Un salarié embauché à compter du 2 janvier 2007 dans le cadre d’un contrat à durée déterminée en qualité de Superviseur par une société gérant un centre d’appels, a pris acte de la rupture de son contrat de travail par courrier du 6 avril 2020, et le 11 juin 2010, a saisi le Conseil de Prud’hommes aux fins d’obtenir des dommages et intérêts pour harcèlement moral et la requalification de sa prise d’acte en un licenciement.
Il va être débouté par les premiers juges puis par un arrêt de la Cour d’Appel de Caen, laquelle dans un arrêt confirmatif du 20 décembre 2018, va relever que le salarié s’appuie pour démontrer le harcèlement moral sur les éléments suivants :
De nombreuses attestations des salariés du centre,
Une attestation rédigée par ses soins,
Les auditions de salariés recueillis dans le cadre de plusieurs plaintes pénales,
Des extraits de presse.
Tout en notant que le salarié a tenté de mettre fin à ses jours le 16 octobre 2009 sur son lieu de travail par absorption de médicaments et fait le parallèle avec 3 autres tentatives de suicide.
Cependant la Cour d’Appel va considérer que la lecture des témoignages des salariés ne rapporte aucun fait précis concernant le salarié partie à l’instance, de même que les auditions recueillies par les enquêteurs à la suite des plaintes pénales qui ont toutes fait l’objet d’un classement sans suite par le Procureur de la République, et qu’en outre aucune suite n’a été donnée à la plainte de l’inspection du travail à l’encontre de la société.

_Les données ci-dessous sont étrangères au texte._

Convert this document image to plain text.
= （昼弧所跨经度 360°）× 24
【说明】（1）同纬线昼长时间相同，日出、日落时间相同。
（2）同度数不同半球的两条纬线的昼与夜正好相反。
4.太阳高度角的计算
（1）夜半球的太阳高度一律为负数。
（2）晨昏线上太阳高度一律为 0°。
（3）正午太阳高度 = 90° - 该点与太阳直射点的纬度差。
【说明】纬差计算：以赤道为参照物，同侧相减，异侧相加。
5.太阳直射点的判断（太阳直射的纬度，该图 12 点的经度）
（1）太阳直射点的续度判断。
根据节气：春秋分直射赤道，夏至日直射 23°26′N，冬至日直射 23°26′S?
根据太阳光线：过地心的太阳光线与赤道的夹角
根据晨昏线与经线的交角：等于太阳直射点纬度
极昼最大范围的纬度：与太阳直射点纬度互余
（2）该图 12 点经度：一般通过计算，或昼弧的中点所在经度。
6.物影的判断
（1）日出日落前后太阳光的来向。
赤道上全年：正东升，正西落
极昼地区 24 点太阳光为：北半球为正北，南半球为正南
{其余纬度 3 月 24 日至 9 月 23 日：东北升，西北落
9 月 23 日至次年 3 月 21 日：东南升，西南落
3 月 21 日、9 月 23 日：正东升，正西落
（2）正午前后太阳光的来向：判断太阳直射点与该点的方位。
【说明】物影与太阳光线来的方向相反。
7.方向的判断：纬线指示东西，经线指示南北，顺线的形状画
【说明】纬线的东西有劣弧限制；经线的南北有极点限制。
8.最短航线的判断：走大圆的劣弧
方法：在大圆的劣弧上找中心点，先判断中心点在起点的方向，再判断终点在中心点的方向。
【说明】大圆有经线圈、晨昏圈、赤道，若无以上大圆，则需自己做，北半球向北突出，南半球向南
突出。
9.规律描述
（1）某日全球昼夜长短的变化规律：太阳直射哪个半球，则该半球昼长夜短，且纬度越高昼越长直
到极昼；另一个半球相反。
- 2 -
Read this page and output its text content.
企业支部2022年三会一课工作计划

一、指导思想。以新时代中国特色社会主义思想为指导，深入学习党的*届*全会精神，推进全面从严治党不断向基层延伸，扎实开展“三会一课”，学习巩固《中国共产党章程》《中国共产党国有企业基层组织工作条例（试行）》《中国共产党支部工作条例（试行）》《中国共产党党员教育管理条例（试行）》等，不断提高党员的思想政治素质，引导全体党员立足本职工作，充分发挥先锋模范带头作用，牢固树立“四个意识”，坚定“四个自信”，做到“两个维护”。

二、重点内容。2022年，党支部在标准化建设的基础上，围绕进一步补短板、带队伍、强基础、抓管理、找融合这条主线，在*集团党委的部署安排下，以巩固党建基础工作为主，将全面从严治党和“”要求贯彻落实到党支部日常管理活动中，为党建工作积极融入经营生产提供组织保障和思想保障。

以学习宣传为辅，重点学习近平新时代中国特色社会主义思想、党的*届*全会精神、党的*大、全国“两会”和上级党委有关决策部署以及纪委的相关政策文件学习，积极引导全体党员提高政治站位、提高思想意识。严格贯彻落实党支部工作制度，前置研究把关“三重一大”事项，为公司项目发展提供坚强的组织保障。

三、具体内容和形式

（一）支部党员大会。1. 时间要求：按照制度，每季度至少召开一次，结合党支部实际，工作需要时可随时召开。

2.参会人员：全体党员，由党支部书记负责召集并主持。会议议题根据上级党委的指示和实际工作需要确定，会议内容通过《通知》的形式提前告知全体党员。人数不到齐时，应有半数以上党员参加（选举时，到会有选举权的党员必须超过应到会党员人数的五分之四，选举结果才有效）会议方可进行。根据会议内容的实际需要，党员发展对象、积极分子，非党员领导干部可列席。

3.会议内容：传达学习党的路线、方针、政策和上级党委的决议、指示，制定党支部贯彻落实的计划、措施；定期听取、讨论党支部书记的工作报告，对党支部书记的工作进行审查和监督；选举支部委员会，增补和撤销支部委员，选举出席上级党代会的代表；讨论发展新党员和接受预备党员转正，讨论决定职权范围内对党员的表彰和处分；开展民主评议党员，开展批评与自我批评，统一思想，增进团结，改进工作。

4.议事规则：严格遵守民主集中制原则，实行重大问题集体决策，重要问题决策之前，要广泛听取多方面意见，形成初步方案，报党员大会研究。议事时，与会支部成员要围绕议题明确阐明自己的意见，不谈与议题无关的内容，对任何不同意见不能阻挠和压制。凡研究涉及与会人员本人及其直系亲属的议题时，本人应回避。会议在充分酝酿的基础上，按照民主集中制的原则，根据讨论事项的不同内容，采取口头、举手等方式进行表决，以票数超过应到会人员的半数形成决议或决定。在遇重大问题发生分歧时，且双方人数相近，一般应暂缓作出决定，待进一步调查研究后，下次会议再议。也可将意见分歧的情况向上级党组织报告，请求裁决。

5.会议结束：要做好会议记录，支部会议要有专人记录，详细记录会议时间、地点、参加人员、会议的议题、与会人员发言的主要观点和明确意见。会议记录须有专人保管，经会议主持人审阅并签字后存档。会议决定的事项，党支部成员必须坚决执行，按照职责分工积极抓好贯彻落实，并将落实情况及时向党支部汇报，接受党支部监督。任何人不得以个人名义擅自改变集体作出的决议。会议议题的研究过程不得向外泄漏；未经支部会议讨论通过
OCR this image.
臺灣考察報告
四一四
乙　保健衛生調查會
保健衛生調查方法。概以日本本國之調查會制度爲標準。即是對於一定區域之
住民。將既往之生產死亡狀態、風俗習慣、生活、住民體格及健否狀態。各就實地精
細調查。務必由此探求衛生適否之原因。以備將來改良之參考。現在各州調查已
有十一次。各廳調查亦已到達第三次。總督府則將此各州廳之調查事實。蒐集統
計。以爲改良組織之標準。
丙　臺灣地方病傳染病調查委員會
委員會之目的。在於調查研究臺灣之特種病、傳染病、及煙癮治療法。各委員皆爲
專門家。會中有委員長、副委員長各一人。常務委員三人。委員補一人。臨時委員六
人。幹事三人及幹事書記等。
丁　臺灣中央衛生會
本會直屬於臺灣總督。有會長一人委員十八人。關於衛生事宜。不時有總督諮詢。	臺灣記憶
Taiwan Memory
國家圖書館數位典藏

La Cour d’Appel considérant que les éléments apportés par le salarié portent sur des considérations trop générales sur les méthodes de gestion du centre d’appels dirigé par la société et ne satisfont donc pas à l’exigence que les agissements de harcèlement moral collectif dénoncés se manifestent pour le salarié déterminé qui s’en prévaut.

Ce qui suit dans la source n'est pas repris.